For instance, the following program shows three nested blocks, each with its label. The break statement causes execution to jump forward, past the end of the block labeled second, skipping the two println( ) statements.

// Using break as a civilized form of goto.
class Break {
public static void main(String args[]) {
boolean t = true;
first: {
second: {
third: {
System.out.println("Before the break.");
if(t) break second; // break out of second block
System.out.println("This won't execute");
}
System.out.println("This won't execute");
}
System.out.println("This is after second block.");
}
} 
}

Running this program generates the following output:

Before the break.
This is after second block.

One of the most general uses for a labeled break statement is to exit from nested loops. For instance, in the next program, the outer loop executes only once:

// Using break to exit from nested loops
class BreakLoop4 {
public static void main(String args[]) {
outer: for(int i=0; i<3; i++) {
System.out.print("Pass " + i + ": ");
for(int j=0; j<100; j++) {
if(j == 10) break outer; // exit both loops
System.out.print(j + " ");
}
System.out.println("This will not print");
}
System.out.println("Loops complete.");
}
}
This program generates the following output:
Pass 0: 0 1 2 3 4 5 6 7 8 9 Loops complete.

As you can notice, when the inner loop breaks to the outer loop, both loops have been terminated. See that this illustration labels for a statement, which has a block of code as its target.

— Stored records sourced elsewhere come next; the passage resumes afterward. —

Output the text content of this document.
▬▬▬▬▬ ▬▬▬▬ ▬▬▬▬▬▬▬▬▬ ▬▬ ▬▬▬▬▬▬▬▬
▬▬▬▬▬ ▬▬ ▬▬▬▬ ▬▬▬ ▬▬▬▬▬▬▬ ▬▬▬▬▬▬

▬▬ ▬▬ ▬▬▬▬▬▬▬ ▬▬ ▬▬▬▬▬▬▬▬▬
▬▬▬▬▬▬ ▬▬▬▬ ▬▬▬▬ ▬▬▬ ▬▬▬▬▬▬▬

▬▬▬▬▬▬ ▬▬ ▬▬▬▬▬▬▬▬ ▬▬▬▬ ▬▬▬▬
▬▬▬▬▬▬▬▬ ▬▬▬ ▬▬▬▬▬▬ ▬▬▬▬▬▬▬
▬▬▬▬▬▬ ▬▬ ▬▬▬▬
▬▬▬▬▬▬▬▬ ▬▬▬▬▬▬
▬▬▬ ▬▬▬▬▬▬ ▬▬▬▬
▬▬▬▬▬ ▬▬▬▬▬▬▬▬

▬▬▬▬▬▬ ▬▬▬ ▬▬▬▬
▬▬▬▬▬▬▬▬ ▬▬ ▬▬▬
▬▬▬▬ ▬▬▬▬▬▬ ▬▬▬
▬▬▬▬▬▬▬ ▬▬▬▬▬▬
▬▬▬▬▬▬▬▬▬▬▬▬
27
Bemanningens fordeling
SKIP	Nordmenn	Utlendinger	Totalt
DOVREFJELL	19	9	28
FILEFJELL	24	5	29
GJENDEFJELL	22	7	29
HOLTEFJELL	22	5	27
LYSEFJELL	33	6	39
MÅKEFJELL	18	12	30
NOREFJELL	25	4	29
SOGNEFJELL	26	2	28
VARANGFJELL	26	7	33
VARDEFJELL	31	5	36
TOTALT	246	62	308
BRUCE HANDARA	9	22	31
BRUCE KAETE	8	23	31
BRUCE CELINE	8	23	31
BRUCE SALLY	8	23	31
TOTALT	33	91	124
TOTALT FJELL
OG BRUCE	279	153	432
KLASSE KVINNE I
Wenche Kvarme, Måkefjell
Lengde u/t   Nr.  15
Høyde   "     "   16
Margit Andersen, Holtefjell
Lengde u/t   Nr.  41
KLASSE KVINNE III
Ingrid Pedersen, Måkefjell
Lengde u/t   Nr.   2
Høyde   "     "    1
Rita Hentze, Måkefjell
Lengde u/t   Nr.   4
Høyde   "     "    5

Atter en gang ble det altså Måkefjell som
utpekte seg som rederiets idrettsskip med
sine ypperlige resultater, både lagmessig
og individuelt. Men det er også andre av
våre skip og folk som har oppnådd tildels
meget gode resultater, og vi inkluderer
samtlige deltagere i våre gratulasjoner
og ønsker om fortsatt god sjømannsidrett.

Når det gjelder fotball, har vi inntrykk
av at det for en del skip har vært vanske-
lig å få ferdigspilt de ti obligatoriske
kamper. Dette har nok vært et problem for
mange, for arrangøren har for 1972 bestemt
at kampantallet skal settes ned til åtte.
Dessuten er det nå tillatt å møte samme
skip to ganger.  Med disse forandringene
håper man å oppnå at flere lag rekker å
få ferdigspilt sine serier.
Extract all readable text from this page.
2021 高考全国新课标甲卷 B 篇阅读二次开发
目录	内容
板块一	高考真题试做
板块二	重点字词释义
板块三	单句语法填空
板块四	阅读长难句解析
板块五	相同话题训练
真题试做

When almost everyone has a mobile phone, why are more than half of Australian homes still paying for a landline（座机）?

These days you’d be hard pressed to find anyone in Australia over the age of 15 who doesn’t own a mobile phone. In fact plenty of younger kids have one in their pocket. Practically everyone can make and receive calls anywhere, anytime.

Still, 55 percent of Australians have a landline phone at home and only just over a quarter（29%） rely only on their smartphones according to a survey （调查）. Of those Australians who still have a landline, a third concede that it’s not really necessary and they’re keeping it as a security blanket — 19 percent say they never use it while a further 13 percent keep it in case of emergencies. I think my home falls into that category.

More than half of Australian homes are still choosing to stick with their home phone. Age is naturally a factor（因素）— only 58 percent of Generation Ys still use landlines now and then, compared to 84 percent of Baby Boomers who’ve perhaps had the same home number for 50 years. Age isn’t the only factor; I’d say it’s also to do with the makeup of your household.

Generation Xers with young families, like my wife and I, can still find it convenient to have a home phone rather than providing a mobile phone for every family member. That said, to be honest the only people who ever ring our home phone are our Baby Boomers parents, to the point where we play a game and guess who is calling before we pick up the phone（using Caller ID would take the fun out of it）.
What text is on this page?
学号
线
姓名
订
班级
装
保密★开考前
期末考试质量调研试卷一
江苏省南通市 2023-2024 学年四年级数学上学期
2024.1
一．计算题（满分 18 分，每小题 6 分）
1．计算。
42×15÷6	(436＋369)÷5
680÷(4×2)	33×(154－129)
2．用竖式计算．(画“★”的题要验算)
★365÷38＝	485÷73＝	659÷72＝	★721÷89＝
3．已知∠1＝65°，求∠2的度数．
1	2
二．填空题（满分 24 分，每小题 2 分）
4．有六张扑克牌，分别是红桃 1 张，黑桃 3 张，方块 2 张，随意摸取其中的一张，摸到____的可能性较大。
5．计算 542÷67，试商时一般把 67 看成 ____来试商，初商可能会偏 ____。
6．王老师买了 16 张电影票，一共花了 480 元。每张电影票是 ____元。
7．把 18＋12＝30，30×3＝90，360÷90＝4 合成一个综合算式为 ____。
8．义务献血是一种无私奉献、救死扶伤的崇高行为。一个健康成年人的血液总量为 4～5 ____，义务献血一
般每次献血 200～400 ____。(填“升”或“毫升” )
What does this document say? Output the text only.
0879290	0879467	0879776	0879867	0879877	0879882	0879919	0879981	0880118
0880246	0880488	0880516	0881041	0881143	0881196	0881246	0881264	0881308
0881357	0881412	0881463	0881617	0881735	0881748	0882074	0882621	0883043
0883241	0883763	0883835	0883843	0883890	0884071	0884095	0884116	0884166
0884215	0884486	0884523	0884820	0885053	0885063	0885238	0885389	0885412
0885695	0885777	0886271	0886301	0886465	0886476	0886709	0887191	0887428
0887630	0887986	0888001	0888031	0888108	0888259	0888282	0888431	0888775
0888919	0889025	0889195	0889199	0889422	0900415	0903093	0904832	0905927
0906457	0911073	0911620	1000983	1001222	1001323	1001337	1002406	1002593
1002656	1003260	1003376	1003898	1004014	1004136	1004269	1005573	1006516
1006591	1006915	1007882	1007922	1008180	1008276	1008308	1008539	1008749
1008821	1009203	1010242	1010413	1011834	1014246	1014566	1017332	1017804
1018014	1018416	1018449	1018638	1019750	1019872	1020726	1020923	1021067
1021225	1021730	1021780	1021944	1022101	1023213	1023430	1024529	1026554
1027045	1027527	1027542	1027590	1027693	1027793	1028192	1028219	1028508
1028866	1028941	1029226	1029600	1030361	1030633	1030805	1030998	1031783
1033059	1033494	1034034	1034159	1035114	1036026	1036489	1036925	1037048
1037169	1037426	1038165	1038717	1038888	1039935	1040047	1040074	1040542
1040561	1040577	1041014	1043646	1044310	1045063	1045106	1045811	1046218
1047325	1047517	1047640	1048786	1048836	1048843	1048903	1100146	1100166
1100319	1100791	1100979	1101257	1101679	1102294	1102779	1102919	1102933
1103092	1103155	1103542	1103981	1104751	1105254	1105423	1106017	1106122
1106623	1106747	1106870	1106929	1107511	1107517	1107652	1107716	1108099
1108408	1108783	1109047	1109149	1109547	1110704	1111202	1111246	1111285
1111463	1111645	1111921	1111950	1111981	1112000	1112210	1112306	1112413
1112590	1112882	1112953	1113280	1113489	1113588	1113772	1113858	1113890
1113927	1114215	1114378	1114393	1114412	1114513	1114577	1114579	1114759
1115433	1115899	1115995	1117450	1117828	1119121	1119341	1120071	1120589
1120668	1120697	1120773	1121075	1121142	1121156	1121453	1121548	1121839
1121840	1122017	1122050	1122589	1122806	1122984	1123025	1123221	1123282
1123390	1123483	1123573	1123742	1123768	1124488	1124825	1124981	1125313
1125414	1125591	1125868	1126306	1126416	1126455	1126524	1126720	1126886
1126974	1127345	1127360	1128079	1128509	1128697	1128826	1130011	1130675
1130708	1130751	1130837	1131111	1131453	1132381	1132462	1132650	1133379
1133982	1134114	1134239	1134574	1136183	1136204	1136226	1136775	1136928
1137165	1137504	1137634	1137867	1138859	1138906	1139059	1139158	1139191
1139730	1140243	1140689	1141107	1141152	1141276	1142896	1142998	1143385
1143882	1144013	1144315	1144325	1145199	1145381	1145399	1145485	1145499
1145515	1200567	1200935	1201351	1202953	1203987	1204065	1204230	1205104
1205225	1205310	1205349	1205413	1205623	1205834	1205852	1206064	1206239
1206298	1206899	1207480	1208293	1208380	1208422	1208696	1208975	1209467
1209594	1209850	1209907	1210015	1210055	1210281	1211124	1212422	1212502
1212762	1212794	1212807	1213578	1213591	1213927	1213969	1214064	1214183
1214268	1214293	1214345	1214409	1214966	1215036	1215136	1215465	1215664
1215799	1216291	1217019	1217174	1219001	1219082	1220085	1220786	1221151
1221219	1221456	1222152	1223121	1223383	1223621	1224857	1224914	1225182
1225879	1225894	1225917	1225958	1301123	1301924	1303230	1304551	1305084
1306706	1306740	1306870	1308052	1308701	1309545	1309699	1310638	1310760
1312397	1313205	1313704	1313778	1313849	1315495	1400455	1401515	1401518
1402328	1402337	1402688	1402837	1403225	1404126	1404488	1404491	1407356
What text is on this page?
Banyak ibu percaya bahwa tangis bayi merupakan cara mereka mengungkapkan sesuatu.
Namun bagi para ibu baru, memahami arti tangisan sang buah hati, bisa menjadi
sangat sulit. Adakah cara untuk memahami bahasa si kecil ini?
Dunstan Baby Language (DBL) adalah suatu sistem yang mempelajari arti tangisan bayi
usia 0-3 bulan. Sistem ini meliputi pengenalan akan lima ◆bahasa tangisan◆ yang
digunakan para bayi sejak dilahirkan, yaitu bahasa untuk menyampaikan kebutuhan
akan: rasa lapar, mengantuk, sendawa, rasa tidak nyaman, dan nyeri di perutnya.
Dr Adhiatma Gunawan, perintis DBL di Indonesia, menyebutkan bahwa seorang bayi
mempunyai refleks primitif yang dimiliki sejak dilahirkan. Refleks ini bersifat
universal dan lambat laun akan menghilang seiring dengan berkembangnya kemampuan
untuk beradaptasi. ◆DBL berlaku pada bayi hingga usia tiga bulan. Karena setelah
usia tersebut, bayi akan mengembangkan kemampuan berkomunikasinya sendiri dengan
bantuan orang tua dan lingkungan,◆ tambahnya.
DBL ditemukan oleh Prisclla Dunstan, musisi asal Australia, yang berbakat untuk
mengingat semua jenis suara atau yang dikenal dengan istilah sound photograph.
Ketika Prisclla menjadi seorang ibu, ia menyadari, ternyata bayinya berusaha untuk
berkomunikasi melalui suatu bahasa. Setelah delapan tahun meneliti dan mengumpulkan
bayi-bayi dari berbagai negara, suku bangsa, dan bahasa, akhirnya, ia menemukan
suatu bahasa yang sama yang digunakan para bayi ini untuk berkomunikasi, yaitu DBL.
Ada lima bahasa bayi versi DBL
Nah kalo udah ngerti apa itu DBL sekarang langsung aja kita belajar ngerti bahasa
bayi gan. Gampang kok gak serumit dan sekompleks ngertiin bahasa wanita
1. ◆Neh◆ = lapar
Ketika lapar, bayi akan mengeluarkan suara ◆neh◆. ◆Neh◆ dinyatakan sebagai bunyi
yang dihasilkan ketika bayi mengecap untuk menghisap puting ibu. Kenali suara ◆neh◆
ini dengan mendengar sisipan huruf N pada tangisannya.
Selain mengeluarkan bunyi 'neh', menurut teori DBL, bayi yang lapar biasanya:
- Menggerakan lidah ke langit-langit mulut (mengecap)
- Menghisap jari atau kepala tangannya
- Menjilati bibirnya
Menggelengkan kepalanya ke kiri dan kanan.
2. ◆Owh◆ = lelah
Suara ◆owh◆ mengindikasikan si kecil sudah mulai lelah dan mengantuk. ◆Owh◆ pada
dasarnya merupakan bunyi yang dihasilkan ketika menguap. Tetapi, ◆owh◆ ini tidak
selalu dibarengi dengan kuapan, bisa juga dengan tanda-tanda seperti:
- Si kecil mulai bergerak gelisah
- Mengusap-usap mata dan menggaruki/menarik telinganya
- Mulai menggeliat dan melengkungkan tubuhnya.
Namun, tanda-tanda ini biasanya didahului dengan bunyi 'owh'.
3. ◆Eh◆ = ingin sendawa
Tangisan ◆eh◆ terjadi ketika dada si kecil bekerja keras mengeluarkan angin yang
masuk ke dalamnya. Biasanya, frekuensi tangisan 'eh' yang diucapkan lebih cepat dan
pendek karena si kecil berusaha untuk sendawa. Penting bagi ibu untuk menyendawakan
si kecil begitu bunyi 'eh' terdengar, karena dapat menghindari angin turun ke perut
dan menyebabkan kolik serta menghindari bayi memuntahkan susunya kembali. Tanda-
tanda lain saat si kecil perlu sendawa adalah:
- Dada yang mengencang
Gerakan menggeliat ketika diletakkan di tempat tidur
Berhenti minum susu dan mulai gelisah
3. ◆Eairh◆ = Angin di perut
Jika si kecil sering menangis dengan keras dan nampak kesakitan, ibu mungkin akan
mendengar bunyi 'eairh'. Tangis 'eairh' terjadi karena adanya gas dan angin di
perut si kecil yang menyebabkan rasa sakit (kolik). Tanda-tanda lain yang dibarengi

Keep in mind that you cannot break to any label which is not defined for an enclosing block. For example, the following program is invalid and will not compile:

// This program contains an error.
class BreakErr {
public static void main(String args[]) {
one: for(int i=0; i<3; i++) {
System.out.print("Pass " + i + ": ");
}
for(int j=0; j<100; j++) {
if(j == 10) break one; // WRONG
System.out.print(j + " ");
} }
}

Since the loop labeled one does not enclose the break statement, it is not possible to transfer control out of that block.